Alice Alfazema disse...

Obrigada!

Um abraço. :)

Anónimo disse...

penso que todos sabemos qual o problema,não vai faltar artigos como este a explicar outras situações, basta ler a 2.ª série do DR, mas a questão que se põe é, quem põe cobro a esta MERDA.Quem neste país tem um CV imaculado para poder pegar o touro pelos cornos.QUEM?

Anónimo disse...

não é preciso fazer grande esforço, para fazer um artigo de opinião e ter centenas de pessoas a pensar, tem razão, neste país é fácil.Mas acho que precisamos menos de palavras e mais acção, lembrei-me deste excerto do filme o Bom , mau e vilão - https://www.youtube.com/watch?v=AApIyQK-vEQ

Anónimo disse...

Olá jeitinho,
Excelente sequência.
Beijinhos Ana

ERA UMA VEZ disse...

Completamente esmagada com as palavras de Natália Correia.

Anónimo disse...

http://madespesapublica.blogspot.pt/2013/10/quem-e-que-para-despesa-em-belem-e.html

Anónimo disse...

Dois excelentes artigos!
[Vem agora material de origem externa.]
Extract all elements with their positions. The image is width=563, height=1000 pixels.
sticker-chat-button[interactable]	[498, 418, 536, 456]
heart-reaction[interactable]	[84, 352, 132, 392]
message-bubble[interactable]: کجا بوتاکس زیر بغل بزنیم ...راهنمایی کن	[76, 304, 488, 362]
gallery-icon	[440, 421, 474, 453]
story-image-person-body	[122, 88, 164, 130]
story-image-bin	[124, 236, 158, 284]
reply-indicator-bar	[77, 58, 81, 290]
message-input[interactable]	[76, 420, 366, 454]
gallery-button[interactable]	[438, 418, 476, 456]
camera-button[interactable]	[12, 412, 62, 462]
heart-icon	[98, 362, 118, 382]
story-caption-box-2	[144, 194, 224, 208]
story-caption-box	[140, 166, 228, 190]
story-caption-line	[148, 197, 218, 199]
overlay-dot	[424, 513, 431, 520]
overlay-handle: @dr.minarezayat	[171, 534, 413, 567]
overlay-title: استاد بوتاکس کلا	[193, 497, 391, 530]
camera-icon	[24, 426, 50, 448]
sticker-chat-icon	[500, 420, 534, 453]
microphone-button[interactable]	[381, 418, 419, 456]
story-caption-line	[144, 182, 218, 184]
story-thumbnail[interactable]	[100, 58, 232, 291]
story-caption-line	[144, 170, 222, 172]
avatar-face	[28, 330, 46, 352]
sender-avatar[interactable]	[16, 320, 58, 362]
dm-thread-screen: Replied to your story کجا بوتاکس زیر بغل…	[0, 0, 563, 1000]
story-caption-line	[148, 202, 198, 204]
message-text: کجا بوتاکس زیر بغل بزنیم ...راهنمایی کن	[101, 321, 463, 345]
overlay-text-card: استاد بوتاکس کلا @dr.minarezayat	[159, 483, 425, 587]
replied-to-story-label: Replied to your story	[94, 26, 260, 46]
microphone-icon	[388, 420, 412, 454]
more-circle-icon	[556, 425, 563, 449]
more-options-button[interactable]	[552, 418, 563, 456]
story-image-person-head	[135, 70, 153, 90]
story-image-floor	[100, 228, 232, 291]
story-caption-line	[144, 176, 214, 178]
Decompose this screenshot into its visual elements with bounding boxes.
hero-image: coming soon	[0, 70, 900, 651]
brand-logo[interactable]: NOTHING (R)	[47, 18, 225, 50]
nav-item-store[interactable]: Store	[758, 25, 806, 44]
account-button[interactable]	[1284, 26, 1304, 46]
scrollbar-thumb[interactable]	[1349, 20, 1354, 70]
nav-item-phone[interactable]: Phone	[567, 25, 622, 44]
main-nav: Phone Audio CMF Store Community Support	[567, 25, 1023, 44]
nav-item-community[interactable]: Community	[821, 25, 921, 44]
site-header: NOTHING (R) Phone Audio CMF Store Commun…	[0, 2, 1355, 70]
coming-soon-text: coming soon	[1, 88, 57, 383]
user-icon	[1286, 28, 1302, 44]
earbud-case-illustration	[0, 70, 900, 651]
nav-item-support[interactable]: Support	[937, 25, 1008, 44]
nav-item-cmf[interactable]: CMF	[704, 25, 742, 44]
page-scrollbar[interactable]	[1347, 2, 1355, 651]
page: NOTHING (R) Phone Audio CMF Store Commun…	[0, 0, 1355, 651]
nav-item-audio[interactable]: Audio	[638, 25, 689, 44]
Palavras para quê, se está aqui dito tudo?
Um bom resto de dia. Parece que a chuva, lá para 5ªfeira, vai embora.
P.Rufino

Anónimo disse...

Extraordinárias palavaras de Natálica Correia, espantosa capacidade de análise e de previsão. Muito interessante.

J

Pôr do Sol disse...

Natália Correia era uma mulher inteligente. Conhecia-lhe o poder de analise mas não o de previsão.

Desconheço o livro O Botequim da Liberdade, mas nas suas premonições Natalia Correia foi até à "vingança dos retornados" e já sentimos essa realidade consumada, temo pelas outras.

Golimix disse...

Palavras sãs. Verdades simples. Cabeças no ar...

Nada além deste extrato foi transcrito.